For successful revision I want my students to think positively and believe that they can do it! Putting the time into your revision is going to help you to feel confident and ready. GCSEs are a culmination of many years of study at school, so it’s worth putting the work in as you approach your exams.
Tip 1 – Where to revise
Find somewhere quiet without distractions so that you can concentrate. This could be at home, in a library, at a space in your school or perhaps a park or garden. Revision doesn’t all have to be quiet and on your own though. Sometimes you might find it useful to revise with a friend or family member.
Study groups with friends are good for discussing key topics, testing each other using the Retrieval Questions in Oxford Revise guides, and identifying things you don’t understand to then ask your teacher about.
Tip 2 – Dealing with distractions
It’s much better to do a shorter revision session where you are able to really focus and concentrate, than a longer one where you get distracted. The biggest distraction culprit can be your phone. If you find you are getting side-tracked, leave your phone in another room. You can check it during your regular breaks.

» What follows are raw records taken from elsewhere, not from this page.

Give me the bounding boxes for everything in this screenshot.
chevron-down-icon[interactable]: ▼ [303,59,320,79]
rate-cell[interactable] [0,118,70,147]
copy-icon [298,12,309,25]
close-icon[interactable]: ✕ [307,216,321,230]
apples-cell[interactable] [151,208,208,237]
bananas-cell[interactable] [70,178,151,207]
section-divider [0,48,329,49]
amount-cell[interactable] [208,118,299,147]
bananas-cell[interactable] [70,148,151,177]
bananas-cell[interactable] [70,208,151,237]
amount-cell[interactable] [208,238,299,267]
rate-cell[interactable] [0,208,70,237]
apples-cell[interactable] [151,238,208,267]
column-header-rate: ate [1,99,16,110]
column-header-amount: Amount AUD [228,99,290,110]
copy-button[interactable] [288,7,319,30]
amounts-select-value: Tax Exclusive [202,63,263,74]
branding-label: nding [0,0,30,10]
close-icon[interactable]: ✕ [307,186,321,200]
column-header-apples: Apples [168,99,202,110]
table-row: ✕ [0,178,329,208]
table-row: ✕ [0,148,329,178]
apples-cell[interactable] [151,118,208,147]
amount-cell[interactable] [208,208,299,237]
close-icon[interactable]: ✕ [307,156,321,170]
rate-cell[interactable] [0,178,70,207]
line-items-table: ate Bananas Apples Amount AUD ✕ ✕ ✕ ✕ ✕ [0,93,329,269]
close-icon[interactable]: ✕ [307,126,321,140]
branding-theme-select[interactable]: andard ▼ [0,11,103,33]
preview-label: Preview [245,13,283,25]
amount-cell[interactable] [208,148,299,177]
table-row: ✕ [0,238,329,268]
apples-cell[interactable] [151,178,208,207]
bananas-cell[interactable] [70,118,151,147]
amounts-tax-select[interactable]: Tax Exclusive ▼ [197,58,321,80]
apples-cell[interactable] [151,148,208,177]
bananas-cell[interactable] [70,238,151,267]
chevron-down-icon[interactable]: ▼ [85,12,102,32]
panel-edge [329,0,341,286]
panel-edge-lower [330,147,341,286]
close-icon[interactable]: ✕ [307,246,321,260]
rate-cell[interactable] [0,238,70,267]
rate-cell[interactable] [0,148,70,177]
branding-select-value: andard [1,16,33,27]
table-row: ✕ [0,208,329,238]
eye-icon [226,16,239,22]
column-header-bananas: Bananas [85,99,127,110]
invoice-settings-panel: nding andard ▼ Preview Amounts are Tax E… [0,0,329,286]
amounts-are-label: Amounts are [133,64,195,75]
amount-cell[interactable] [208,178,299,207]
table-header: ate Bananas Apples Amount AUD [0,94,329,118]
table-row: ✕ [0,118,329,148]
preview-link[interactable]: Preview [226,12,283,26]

Tip 3 – Improve your long-term memory
66% of material is lost within seven days if it is not reviewed again, and 88% is gone after six weeks! Your revision sessions need to combat this forgetting curve, so give your brain a workout and make sure information gets locked into your long-term memory. Some tips for doing this include regularly going back over topics to keep practising retrieving prior knowledge. For example, if you are doing a revision session on water management, start with quickly recalling energy management first. Oxford Revise will help you with this. Retrieval sections in your Geography Revision Guide make sure you are going over previous topics, so your brain gets used to retrieving information across lots of different parts of the specification.
Tip 4 – Know your case studies
It’s important to really know your case studies; help that knowledge go into your long-term memory by regularly going over key information. You could stick Post-It notes onto the fridge with key information on, or challenge yourself to recall 5 pieces of information before getting on the bus.
Tip 5 – Know your command words
One of the biggest exam pitfalls is misunderstanding command words. Check you really understand what they are asking you to do. Use the exam-style practice questions in Oxford Revise to give yourself lots of practice of the type of questions you will encounter in the exams – there are lots of useful tips on command words and suggestions for how to answer them.
Tip 6 – Think SLOP (Shed loads of practice)!
Remember – exam preparation involves giving out information, not just taking it in! Keep your revision as active as possible by using the Retrieval Questions in your Oxford Revise guide. Ask friends or family to test you – the answers are there in the book to make it easy for them. Use the exam-style questions and then as your exams approach try to do as many practice papers as possible, including some against the clock.